Beth Coleman (Ph.D. New York University, 2004) is an Associate Professor of Data & Cities at the University of Toronto, where she directs the City as Platform lab. Working in the disciplines of Science and Technology Studies and Black Studies, her research focuses on machine learning, urban data, and civic engagement. Professor Coleman is the author of Hello Avatar: Rise of the Networked Generation (Cambridge: MIT Press, 2011) as well as many articles and several white papers. Her current monograph in progress is Hello Data: Rise of the Networked City (proposal under review, MIT Press).

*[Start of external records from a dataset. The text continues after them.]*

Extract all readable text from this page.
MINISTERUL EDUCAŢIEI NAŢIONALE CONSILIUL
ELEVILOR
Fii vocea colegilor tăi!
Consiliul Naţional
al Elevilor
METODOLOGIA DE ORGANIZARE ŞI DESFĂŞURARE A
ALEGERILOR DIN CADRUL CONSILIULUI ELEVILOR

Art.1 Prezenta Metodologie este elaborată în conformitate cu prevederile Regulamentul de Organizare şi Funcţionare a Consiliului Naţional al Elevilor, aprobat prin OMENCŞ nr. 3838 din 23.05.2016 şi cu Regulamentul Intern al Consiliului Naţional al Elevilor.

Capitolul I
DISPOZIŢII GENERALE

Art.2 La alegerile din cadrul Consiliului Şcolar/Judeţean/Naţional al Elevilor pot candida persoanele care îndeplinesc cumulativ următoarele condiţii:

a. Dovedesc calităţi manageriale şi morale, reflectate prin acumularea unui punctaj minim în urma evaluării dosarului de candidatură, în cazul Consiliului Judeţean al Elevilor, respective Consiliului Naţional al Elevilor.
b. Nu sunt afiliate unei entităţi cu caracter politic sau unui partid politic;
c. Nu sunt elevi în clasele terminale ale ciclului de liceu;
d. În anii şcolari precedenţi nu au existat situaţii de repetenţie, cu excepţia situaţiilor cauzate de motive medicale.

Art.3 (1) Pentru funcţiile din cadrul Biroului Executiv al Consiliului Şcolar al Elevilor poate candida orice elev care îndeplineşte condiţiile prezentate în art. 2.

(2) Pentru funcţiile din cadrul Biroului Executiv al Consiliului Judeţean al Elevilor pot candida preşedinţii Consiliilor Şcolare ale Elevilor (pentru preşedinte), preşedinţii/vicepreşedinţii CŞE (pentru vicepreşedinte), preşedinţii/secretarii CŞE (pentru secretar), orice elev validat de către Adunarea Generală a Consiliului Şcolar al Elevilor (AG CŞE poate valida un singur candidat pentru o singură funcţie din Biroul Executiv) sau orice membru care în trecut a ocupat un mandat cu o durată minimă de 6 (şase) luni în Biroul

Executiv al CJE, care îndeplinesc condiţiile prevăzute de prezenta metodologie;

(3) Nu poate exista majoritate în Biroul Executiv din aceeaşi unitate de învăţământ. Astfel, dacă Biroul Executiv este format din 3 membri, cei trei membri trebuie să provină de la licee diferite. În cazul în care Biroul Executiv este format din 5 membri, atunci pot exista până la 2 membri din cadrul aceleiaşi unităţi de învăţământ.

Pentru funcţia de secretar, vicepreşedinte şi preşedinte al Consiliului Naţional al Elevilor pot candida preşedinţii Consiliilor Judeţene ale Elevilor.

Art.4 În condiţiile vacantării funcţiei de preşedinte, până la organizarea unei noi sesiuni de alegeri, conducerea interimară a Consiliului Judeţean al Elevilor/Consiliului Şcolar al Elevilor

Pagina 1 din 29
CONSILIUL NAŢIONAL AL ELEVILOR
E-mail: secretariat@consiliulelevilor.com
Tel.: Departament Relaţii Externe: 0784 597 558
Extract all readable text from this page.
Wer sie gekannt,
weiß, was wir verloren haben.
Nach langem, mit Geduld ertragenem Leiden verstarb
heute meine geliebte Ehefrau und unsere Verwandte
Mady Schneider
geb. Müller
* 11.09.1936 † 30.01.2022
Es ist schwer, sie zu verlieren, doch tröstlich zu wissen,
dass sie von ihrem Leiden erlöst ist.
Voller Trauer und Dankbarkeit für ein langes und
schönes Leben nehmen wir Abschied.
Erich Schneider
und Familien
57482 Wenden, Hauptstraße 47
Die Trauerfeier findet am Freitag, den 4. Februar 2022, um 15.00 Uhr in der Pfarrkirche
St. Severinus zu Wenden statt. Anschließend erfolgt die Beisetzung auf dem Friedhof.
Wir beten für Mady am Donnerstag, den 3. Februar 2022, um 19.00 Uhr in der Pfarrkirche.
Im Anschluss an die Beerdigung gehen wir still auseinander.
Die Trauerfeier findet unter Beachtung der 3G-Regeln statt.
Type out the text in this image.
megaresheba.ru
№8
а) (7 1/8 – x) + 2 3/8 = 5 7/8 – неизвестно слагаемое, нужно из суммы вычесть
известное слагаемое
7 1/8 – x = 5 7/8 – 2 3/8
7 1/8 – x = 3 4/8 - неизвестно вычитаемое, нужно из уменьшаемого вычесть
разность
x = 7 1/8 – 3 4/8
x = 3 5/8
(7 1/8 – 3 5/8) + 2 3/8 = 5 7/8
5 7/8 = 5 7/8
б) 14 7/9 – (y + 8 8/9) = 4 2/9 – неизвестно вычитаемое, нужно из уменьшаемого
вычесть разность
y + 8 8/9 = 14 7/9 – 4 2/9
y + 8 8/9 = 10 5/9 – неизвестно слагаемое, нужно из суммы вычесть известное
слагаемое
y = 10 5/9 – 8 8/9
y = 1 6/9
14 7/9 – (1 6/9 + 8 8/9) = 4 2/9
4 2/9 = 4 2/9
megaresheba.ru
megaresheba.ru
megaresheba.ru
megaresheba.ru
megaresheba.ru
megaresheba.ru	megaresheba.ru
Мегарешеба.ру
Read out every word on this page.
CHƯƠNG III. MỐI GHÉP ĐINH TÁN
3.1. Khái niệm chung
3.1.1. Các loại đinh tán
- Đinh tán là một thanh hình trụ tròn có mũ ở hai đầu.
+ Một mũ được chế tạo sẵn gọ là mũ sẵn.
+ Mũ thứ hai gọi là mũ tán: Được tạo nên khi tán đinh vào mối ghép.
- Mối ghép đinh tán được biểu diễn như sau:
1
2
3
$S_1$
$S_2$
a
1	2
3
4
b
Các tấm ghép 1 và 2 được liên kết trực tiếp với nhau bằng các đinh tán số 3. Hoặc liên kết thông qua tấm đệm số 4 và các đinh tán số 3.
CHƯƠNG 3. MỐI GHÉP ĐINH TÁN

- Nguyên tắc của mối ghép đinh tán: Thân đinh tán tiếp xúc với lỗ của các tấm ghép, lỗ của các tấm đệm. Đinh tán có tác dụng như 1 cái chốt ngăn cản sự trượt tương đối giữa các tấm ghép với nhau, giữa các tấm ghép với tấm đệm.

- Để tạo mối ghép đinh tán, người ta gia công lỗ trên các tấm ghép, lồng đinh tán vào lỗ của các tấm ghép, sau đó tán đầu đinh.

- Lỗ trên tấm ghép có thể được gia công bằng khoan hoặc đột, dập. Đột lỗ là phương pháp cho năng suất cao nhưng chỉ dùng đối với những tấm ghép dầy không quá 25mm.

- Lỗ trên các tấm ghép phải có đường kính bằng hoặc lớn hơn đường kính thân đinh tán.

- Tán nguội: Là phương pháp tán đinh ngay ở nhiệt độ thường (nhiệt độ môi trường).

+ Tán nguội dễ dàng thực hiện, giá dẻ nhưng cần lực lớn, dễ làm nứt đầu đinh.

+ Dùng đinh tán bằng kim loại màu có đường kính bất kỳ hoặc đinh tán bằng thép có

Fellowship ProjectThinking the Limits: AI Unbound

In what way might it be productively disruptive to think through the “limits” of artificial intelligence (AI). Implicitly, one finds in the call for an ethical AI or an unbiased or fair AI a condition of a limit. Advanced automation may have a place in a post-industrial military industrial complex, but that should not be the in the form of a military “killer robot.” Algorithmic sorting can effectively produce types and categories, but that sorting should not reproduce a racist logic. And yet, the empirical difficulty of distinguishing the method and trajectory of the automated outcome—the black box state of current machine learning—broadly impacts the application of AI technology from the quotidian to the exceptional event. This research investigates the idea of a “limit” to AI across several critical paradigms, including AI and machine learning, black studies, philosophy of technology, and science and technology studies toward the goal of recalibrating AI from the reinscription of preconditioned harm (negative bias, etc.) toward potential liberatory functions (generative states of being and understanding). This project contributes to a Humanities critical engagement of AI by stepping from the framework of correction and toward the generative. This research asks, what if we looked at ethics as a mode of radical or decolonial AI?